Prep time: 15 minutes. Cooking time: 30 minutes.


Ingredients:

  • 1 large butternut squash, peeled, deseeded and cut into rough cubes, 
  • 3 shallots, thinly sliced, 
  • 4 cloves of garlic, minced, 
  • 8 cherry tomatoes, halved, 
  • 2 tsp thyme leaves, 
  • 1 tsp dried oregano, 
  • 0.5 tsp chilli flakes, 
  • 5 tbsp pine nuts, 
  • 2 tbsp tomato putee, 
  • 100ml white wine, 
  • 300g penne pasta, 
  • 1 can coconut milk (400ml), 
  • 300ml vegetable stock, 
  • 0.25 cup finely chopped parsley, 
  • A few torn basil leaves to garnish
Method:

  • Preheat your oven to 200C (180 fan).

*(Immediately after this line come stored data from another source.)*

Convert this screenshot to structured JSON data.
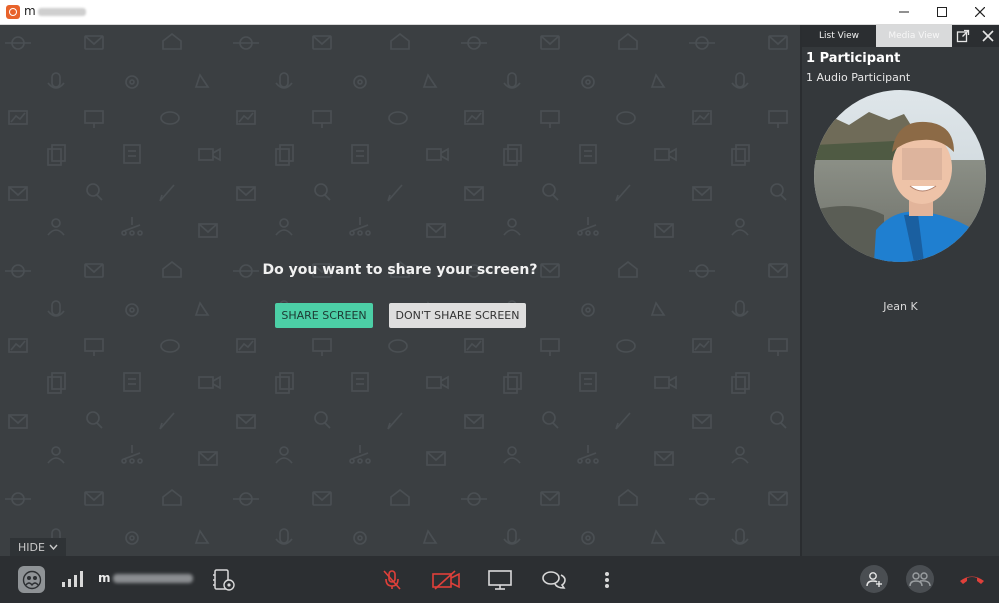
{
  "window": {
    "title_prefix": "m",
    "controls": [
      "minimize-icon",
      "maximize-icon",
      "close-icon"
    ]
  },
  "stage": {
    "prompt": "Do you want to share your screen?",
    "share_label": "SHARE SCREEN",
    "no_share_label": "DON'T SHARE SCREEN",
    "hide_label": "HIDE"
  },
  "panel": {
    "tabs": [
      {
        "label": "List View"
      },
      {
        "label": "Media View"
      }
    ],
    "participant_count": "1 Participant",
    "audio_count": "1 Audio Participant",
    "participant_name": "Jean K"
  },
  "toolbar": {
    "meeting_name_prefix": "m",
    "icons": [
      "participants-icon",
      "signal-strength-icon",
      "phone-settings-icon",
      "microphone-muted-icon",
      "camera-off-icon",
      "screen-share-icon",
      "chat-icon",
      "more-options-icon",
      "add-participant-icon",
      "group-icon",
      "hang-up-icon"
    ]
  },
  "colors": {
    "accent_green": "#4ccfa6",
    "danger_red": "#e0403a",
    "background": "#3b3f42"
  }
}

Spread the squash chunks out on a baking sheet and drizzle generously with olive oil. Sprinkle over salt and pepper and mix well. Roast in the oven for 25 to 30 minutes or until they are soft and slightly brown and crispy on the edges. Set aside once cooked.
  • Meanwhile, place a large pot or skillet over medium high heat with 2 tbsp of olive oil. Add the shallots and cook down for 2-3 minutes or until soft. Add the garlic and cook for 1-2 minutes or until fragrant.
  • Add the tomatoes, thyme, oregano, chilli flakes, and pine nuts. Cook for a few minutes until the pine nuts toast slightly and the tomatoes blister and start to release some liquid.
  • Add the tomato puree and mix well. Cook this down for 4-5 minutes or until the colour starts to darken and a fond forms on the bottom of the pot. 
  • Add the wine and scrape the bottom of the pot to deglaze.
  • Add the pasta, coconut milk, and stock and mix. Season well with salt and pepper and bring to a boil. Once boiling, reduce heat to low and cover the pot. Let simmer for 10-15 minutes or until the pasta is al-dente. If the mixture is looking a little dry, add some more water. Likewise, if it is looking a bit too soupy, remove the lid and let it reduce a little.
  • Once the pasta is cooked through, remove from the heat and add in the parsley and cooked squash. Mix gently so as not to mash up the squash.
  • Taste for seasoning and serve with a drizzle of olive oil and torn basil leaves.